Feature Scaling is the process of scaling or converting all the values in our dataset to a given scale. Some machine learning algorithms like linear regression, logistic regression, etc use gradient descent optimization. Such algorithms require the data to be scaled in order to perform optimally. K Nearest Neighbours, Support Vector Machine, and K-Means clustering also show a drastic rise in performance on scaling the data.
There are two main techniques of feature scaling:
NORMALIZATION
Normalization is the process of scaling the data values in such a way that that the value of all the features lies between 0 and 1.
This method works well when the data is normally distributed.
STANDARDIZATION
Standardization is the process of scaling the data values in such a way that that they gain the properties of standard normal distribution. This means that the data is rescaled in such a way that the mean becomes zero and the data has unit standard deviation.

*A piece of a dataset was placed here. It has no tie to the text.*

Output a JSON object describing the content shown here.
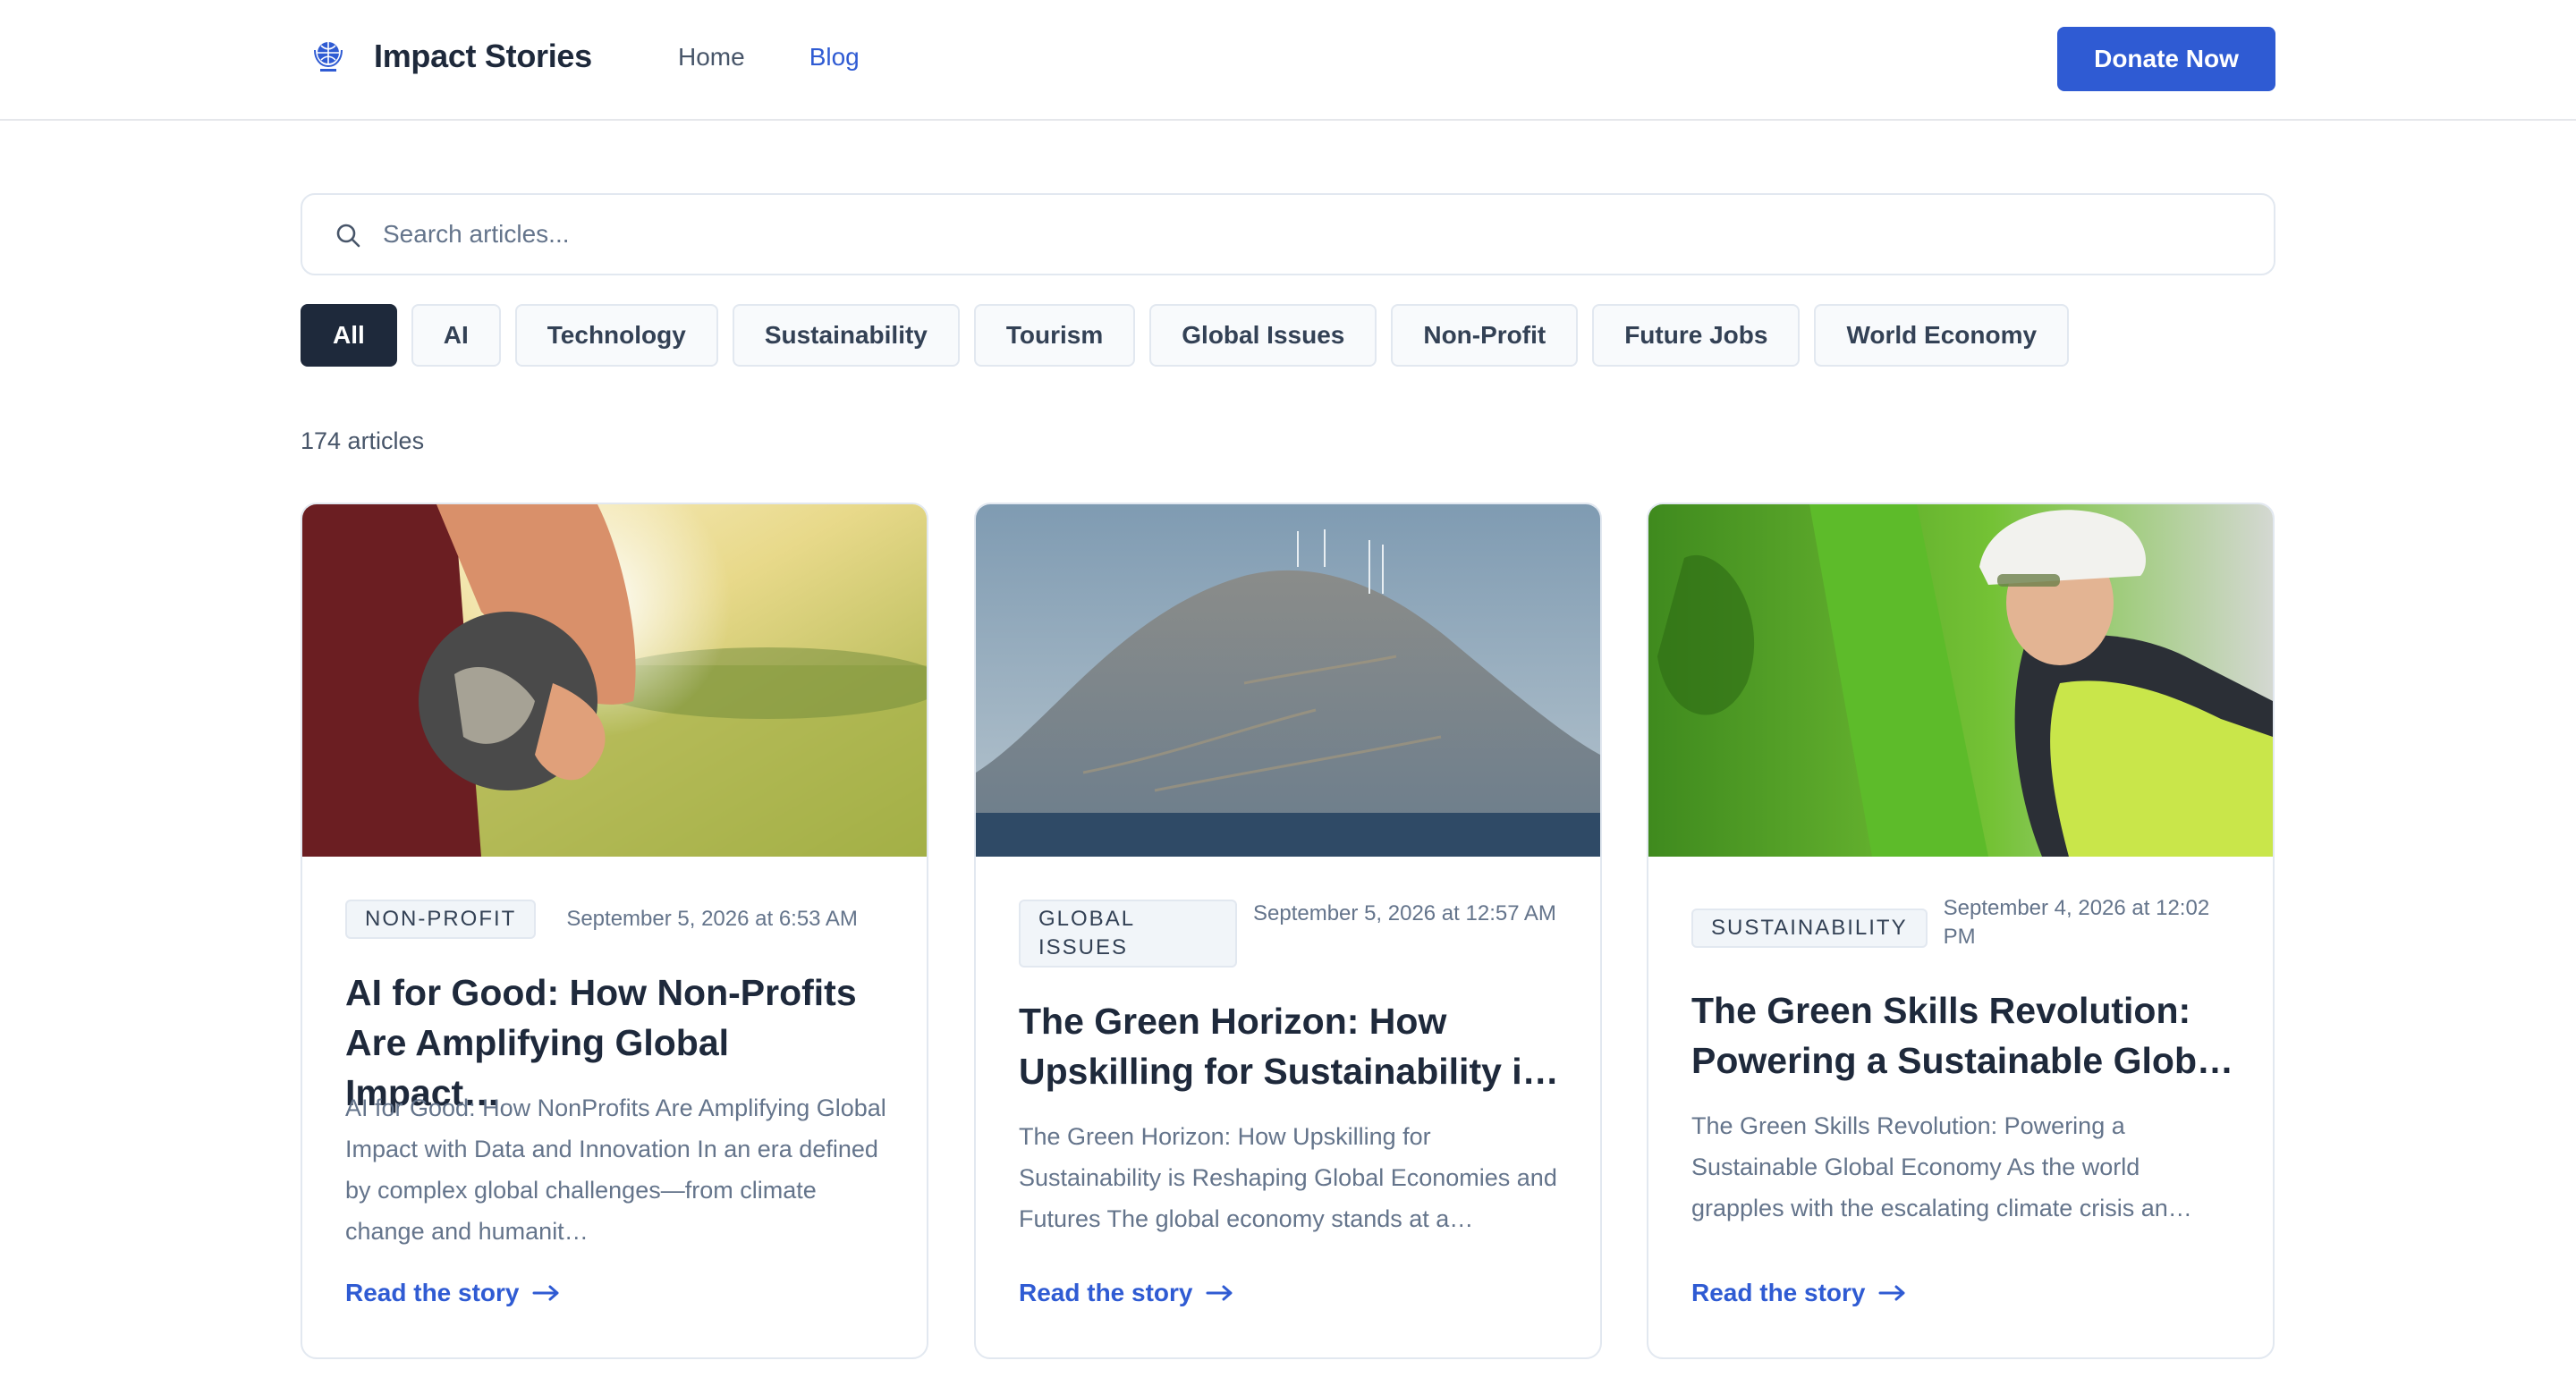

Standardized values do not have a fixed bounded range like Normalised values.
Let us have a look at the code. If you do not have separate training and test sets then you can split your dataset into two parts – one for training and the other for testing.

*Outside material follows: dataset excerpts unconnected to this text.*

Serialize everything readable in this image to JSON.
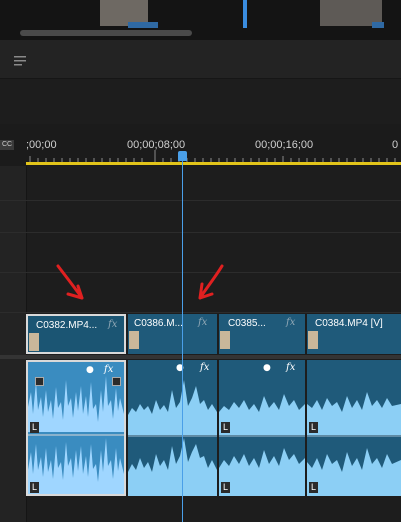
{
  "ruler": {
    "tc_start": ";00;00",
    "tc_8": "00;00;08;00",
    "tc_16": "00;00;16;00",
    "tc_24": "0",
    "cc_label": "CC"
  },
  "clips": {
    "c1": "C0382.MP4...",
    "c2": "C0386.M...",
    "c3": "C0385...",
    "c4": "C0384.MP4 [V]"
  },
  "fx_label": "fx",
  "audio_channel_label": "L",
  "colors": {
    "playhead": "#4a9fe8",
    "work_area": "#e2c41a",
    "video_clip": "#1f5a7a",
    "audio_clip": "#2c7fae",
    "waveform": "#9fd6ff",
    "annotation_arrow": "#e02020"
  },
  "icons": [
    "hamburger-icon",
    "speaker-icon",
    "volume-keyframe-icon",
    "film-thumbnail-icon"
  ]
}
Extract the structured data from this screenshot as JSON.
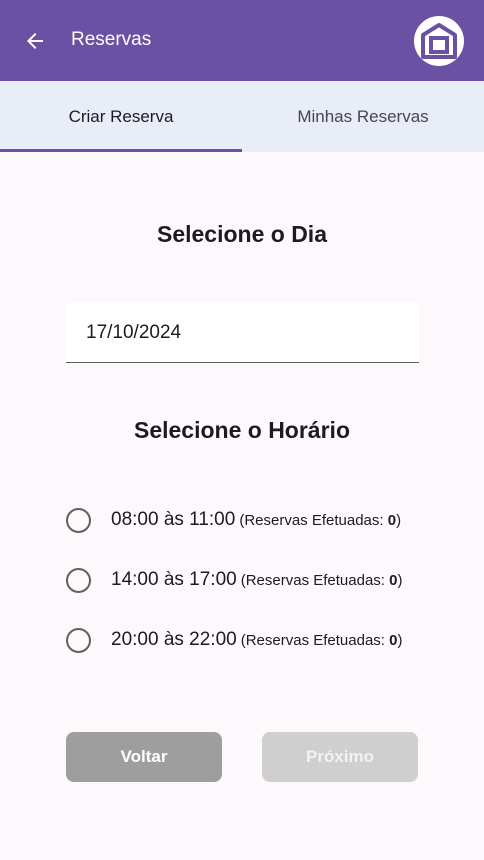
{
  "appbar": {
    "title": "Reservas",
    "back_icon": "arrow-left-icon",
    "home_icon": "home-icon",
    "color": "#6a51a3"
  },
  "tabs": [
    {
      "label": "Criar Reserva",
      "active": true
    },
    {
      "label": "Minhas Reservas",
      "active": false
    }
  ],
  "day_section": {
    "heading": "Selecione o Dia",
    "date_value": "17/10/2024"
  },
  "time_section": {
    "heading": "Selecione o Horário",
    "meta_label": "Reservas Efetuadas:",
    "slots": [
      {
        "time": "08:00 às 11:00",
        "count": "0"
      },
      {
        "time": "14:00 às 17:00",
        "count": "0"
      },
      {
        "time": "20:00 às 22:00",
        "count": "0"
      }
    ]
  },
  "actions": {
    "back_label": "Voltar",
    "next_label": "Próximo"
  }
}
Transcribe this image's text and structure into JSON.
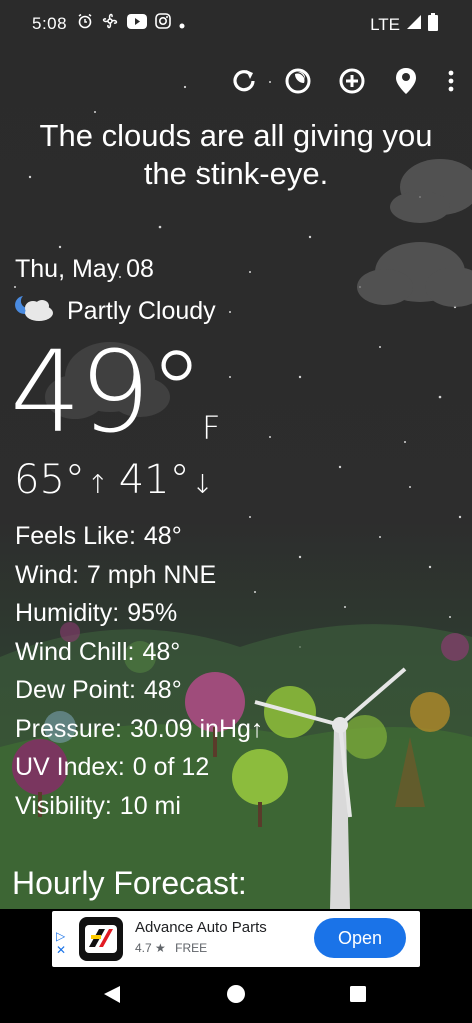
{
  "status_bar": {
    "time": "5:08",
    "network": "LTE",
    "icons": [
      "alarm-icon",
      "fan-icon",
      "youtube-icon",
      "instagram-icon",
      "dot-icon"
    ]
  },
  "toolbar": {
    "buttons": [
      "refresh-icon",
      "theme-icon",
      "add-location-icon",
      "location-pin-icon",
      "more-options-icon"
    ]
  },
  "weather": {
    "quote": "The clouds are all giving you the stink-eye.",
    "date": "Thu, May 08",
    "condition": "Partly Cloudy",
    "temperature": "49°",
    "unit": "F",
    "high": "65°",
    "low": "41°",
    "details": [
      {
        "label": "Feels Like:",
        "value": "48°"
      },
      {
        "label": "Wind:",
        "value": "7 mph NNE"
      },
      {
        "label": "Humidity:",
        "value": "95%"
      },
      {
        "label": "Wind Chill:",
        "value": "48°"
      },
      {
        "label": "Dew Point:",
        "value": "48°"
      },
      {
        "label": "Pressure:",
        "value": "30.09 inHg↑"
      },
      {
        "label": "UV Index:",
        "value": "0 of 12"
      },
      {
        "label": "Visibility:",
        "value": "10 mi"
      }
    ],
    "hourly_title": "Hourly Forecast:"
  },
  "ad": {
    "title": "Advance Auto Parts",
    "rating": "4.7 ★",
    "price": "FREE",
    "button": "Open"
  },
  "colors": {
    "background": "#2b2b2b",
    "ad_button": "#1a73e8"
  }
}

from sklearn.model_selection import train_test_split
X_train, X_test, y_train, y_test = train_test_split(X, y, test_size = 0.2, random_state = 1)
print(X_train)
Now we shall import the StandardScaler class to scale all the variables.
from sklearn.preprocessing import StandardScaler
sc = StandardScaler()
X_train[:, 3:] = sc.fit_transform(X_train[:, 3:])
X_test[:, 3:] = sc.transform(X_test[:, 3:])
print(X_train)
We observe that all our values have been scaled. This is how Feature Scaling is performed.
NOTE: Keep in mind, that while scaling the features, we must only use the independent variables of the training set to compute mean(x) and standard deviation(x). Then these same values of mean(x) and standard deviation(x) of the training set must be used to apply feature scaling to the test set.
Now our dataset is feature engineered and all ready to be fed into a Machine Learning model. This dataset can now be used to train the model to make the desired predictions. We have effectively engineered all our features. The missing values have been handled, the categorical variables have been effectively encoded and the features have been scaled to a uniform scale. Rest assured, now we can safely sit back and wait for our data to generate some amazing results!
Once you have effectively feature engineered all the variables in your dataset, you can be sure to generate models having the best possible efficiency as all the algorithms can now perform to their optimum capabilities.
Hope you find this information on machine learning feature engineering helpful! Understanding what is feature engineering and its benefits can significantly enhance your model’s performance. Happy learning!
Feature Engineering is the process of extracting, selecting, and transforming raw data into meaningful features that enhance the performance of machine learning models. It involves techniques like handling missing data, encoding categorical variables, and scaling features.
Feature Engineering is vital because it significantly impacts a model’s accuracy and efficiency. By cleaning and organizing data, it ensures that the machine learning algorithms can learn and make predictions effectively. Without proper feature engineering, models may perform poorly due to unprocessed or irrelevant data.
Missing data can be handled through various methods such as deleting columns or rows with high missing values, imputing missing values using mean, median, or mode, and predicting missing values using other related features. Each method has its pros and cons, depending on the dataset.
Common techniques in Feature Engineering include data cleaning and imputation, feature scaling (normalization and standardization), encoding categorical data (one-hot encoding and label encoding), feature creation (deriving new features), and feature selection (choosing the most relevant features).